In February 1945, Mason returned from his tour of duty in Hawaii, and we were glad to have him with us again. On his first day back, we were visited by Rear Adm. Joseph R. Redman, the aggressive director of naval communications, who was reputedly never afraid to stick his neck out. We learned that he kept a doghouse in his outer office. It was a real doghouse and inside usually stood a toy Scotty dog. If someone on Redman’s staff blundered, the person’s name was inscribed on a plaque and that plaque was hung on the front of the doghouse. There was no tongue-lashing, just the doghouse. Although unorthodox, his method of discipline was most effective.

With the war nearing its conclusion, my schedule lightened somewhat and I was able to enjoy a few more activities, such as reading and, on June 16, the wedding of Lt. j.g. Patricia Lockridge and Captain Gil Richardson, who both worked in our office. It was a very impressive ceremony at the National Cathedral and Mason and four of our other commanders were ushers. That summer I celebrated the Fourth of July by watching the fireworks, and on the 29th helped scour my barracks for an open house marking the WAVES’ third anniversary.

On August 7 we received word of the atomic blast at Hiroshima, and shortly thereafter Nagasaki. We all waited to hear if this would finally mean the end of hostilities. Those of us in the cryptologist’s office wondered if we would be first to get the news that millions had been waiting to hear. On the 12th a false statement came over the radio that the war had ended, which set off an impromptu celebration, but finally, on August 14, 1945, it was official. The war was over. “I’m so excited I can hardly write,” I said in my diary. The waiting was so hard. First they said the official announcement would be made at 0800 hours. Then it was 0900. Finally, by midafternoon we heard the great news.

As soon as I could, I went out to enjoy the celebrations. I made it back to my room by midnight to write down what I had seen while it was still fresh: “I just came back from downtown where everyone was yelling, ringing bells, dragging tin cans. Cars zigzagged dizzily and it was obvious many revelers had been drinking. We were at Lafayette Park at 9:45 p.m. where the biggest noise was. We proceeded down Pennsylvania Avenue and down F Street where we stopped to go inside St. Patrick’s. We joined the crowds again then decided to go home. It took almost two hours to get away from the crowds. Downtown streets and sidewalks were jam-packed. It was so good to get home and listen to the rest of it on the radio.”

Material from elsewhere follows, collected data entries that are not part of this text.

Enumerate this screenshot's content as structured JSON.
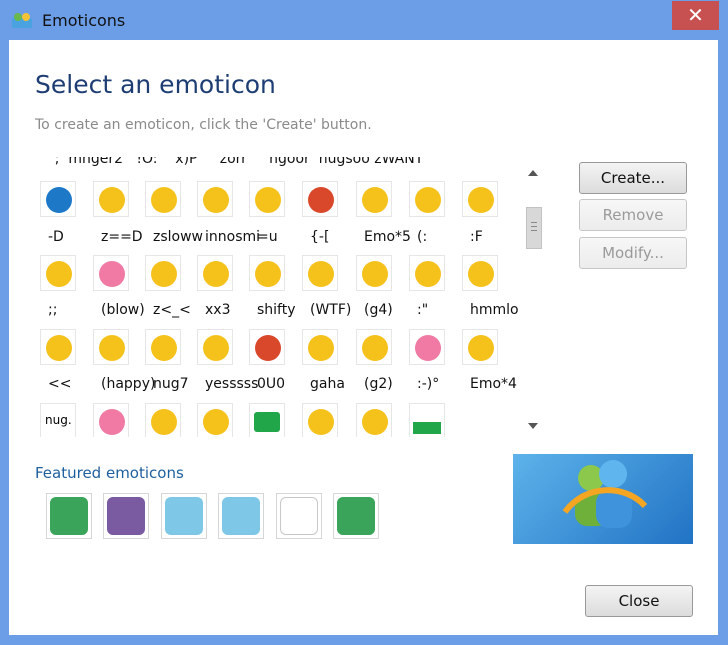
{
  "window": {
    "title": "Emoticons",
    "close_glyph": "✕"
  },
  "header": {
    "heading": "Select an emoticon",
    "subtext": "To create an emoticon, click the 'Create' button."
  },
  "grid": {
    "top_partial_labels": "'  ;  mnger2   !O:    x)P     zorr     ngoor  nugsoo zWANT",
    "rows": [
      {
        "labels": [
          "-D",
          "z==D",
          "zsloww",
          "innosmi",
          "=u",
          "{-[",
          "Emo*5",
          "(:",
          ":F"
        ]
      },
      {
        "labels": [
          ";;",
          "(blow)",
          "z<_<",
          "xx3",
          "shifty",
          "(WTF)",
          "(g4)",
          ":\"",
          "hmmlol"
        ]
      },
      {
        "labels": [
          "<<",
          "(happy)",
          "nug7",
          "yesssss",
          "0U0",
          "gaha",
          "(g2)",
          ":-)°",
          "Emo*4"
        ]
      }
    ],
    "icon_rows": [
      [
        "blue-face-icon",
        "sweat-face-icon",
        "dizzy-face-icon",
        "smile-face-icon",
        "surprise-face-icon",
        "angry-face-icon",
        "dancing-face-icon",
        "cute-face-icon",
        "meh-face-icon"
      ],
      [
        "wink-face-icon",
        "pink-hair-icon",
        "sleepy-face-icon",
        "crazy-face-icon",
        "plain-face-icon",
        "snails-icon",
        "spark-face-icon",
        "drool-face-icon",
        "lol-face-icon"
      ],
      [
        "side-eye-face-icon",
        "girl-face-icon",
        "sneaky-face-icon",
        "grin-face-icon",
        "fire-face-icon",
        "shock-face-icon",
        "sleep-bed-icon",
        "blush-face-icon",
        "dance2-face-icon"
      ],
      [
        "nug-text-icon",
        "pig-face-icon",
        "running-face-icon",
        "star-face-icon",
        "radio-icon",
        "sign-face-icon",
        "roll-face-icon",
        "battery-icon"
      ]
    ],
    "nug_text": "nug.",
    "colors": {
      "yellow": "#f5c11b",
      "blue": "#1e78c8",
      "pink": "#f07aa3",
      "green": "#22a64a",
      "red": "#d9482b"
    }
  },
  "buttons": {
    "create": "Create...",
    "remove": "Remove",
    "modify": "Modify...",
    "close": "Close"
  },
  "featured": {
    "label": "Featured emoticons",
    "items": [
      "green-monster-icon",
      "purple-creature-icon",
      "flower-icon",
      "flower-icon",
      "blank-icon",
      "green-monster-icon"
    ]
  },
  "branding": {
    "logo": "messenger-people-icon"
  }
}
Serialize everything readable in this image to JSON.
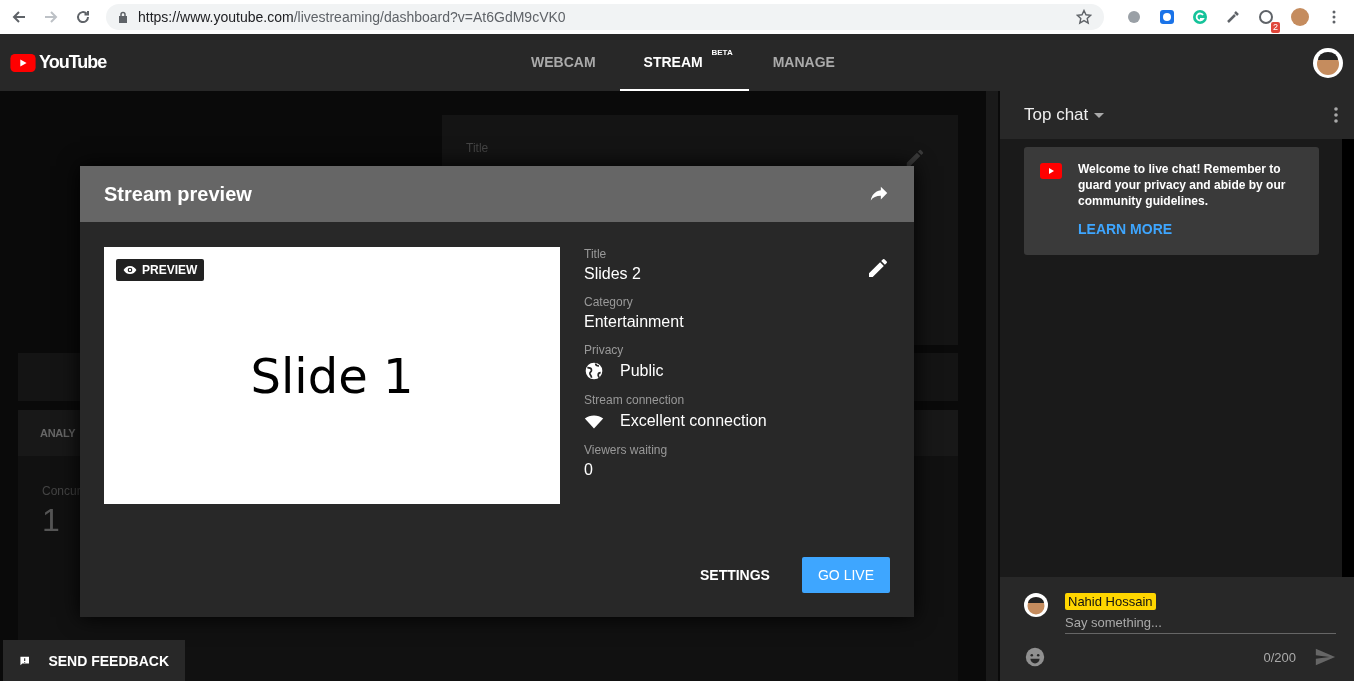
{
  "browser": {
    "url_host": "https://www.youtube.com",
    "url_path": "/livestreaming/dashboard?v=At6GdM9cVK0",
    "extension_badge": "2"
  },
  "header": {
    "logo": "YouTube",
    "tabs": [
      {
        "label": "WEBCAM",
        "selected": false
      },
      {
        "label": "STREAM",
        "selected": true,
        "badge": "BETA"
      },
      {
        "label": "MANAGE",
        "selected": false
      }
    ]
  },
  "dashboard": {
    "title_label": "Title",
    "analytics_header": "ANALY",
    "concurrent_label": "Concur",
    "concurrent_value": "1"
  },
  "modal": {
    "title": "Stream preview",
    "preview_badge": "PREVIEW",
    "slide_text": "Slide 1",
    "fields": [
      {
        "label": "Title",
        "value": "Slides 2",
        "kind": "plain"
      },
      {
        "label": "Category",
        "value": "Entertainment",
        "kind": "plain"
      },
      {
        "label": "Privacy",
        "value": "Public",
        "kind": "globe"
      },
      {
        "label": "Stream connection",
        "value": "Excellent connection",
        "kind": "wifi"
      },
      {
        "label": "Viewers waiting",
        "value": "0",
        "kind": "plain"
      }
    ],
    "buttons": [
      {
        "label": "SETTINGS",
        "kind": "text"
      },
      {
        "label": "GO LIVE",
        "kind": "primary"
      }
    ]
  },
  "feedback": {
    "label": "SEND FEEDBACK"
  },
  "chat": {
    "mode": "Top chat",
    "welcome": "Welcome to live chat! Remember to guard your privacy and abide by our community guidelines.",
    "learn_more": "LEARN MORE",
    "author": "Nahid Hossain",
    "placeholder": "Say something...",
    "counter": "0/200"
  }
}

I reported for duty the next day, but everyone in my office was allowed to go home before noon. We were so grateful. “Peace” was printed in large letters on the front page of every paper.

With the war over, I knew that my time in uniform would be coming to an end and took advantage of every opportunity to sightsee. I was finally discharged in New York in December 1945. It was a three-day process, and the ceremony itself was very short. I went back to Washington and stayed for several weeks. Sad to see my time in the service at an end, I wore my uniform with the “ruptured duck” insignia for as long as I could. While deciding what to do, I took the civil service exam, which led to a job with the Veterans Administration in my hometown of Boston.

I married the boy I had been waiting for and a year later was blessed with a son. Three other children would follow, and my life as a mother soon separated me from my service days. I had taken the vow of secrecy seriously, and soon my service in OP-20-GZ and what little Japanese I had learned typing code numbers on a special typewriter and being addressed as “Harmon-san” was all but forgotten. It was only in the late 1980s that I was able to reacquaint myself with some of the folks I had worked with during the war. While we could remember few of the details of our work, the reunion brought back many other fond memories. It also caused me to conclude that, of all the things I was or ever could have become, having been a WAVE and playing a small part in great events will always be the most important to me.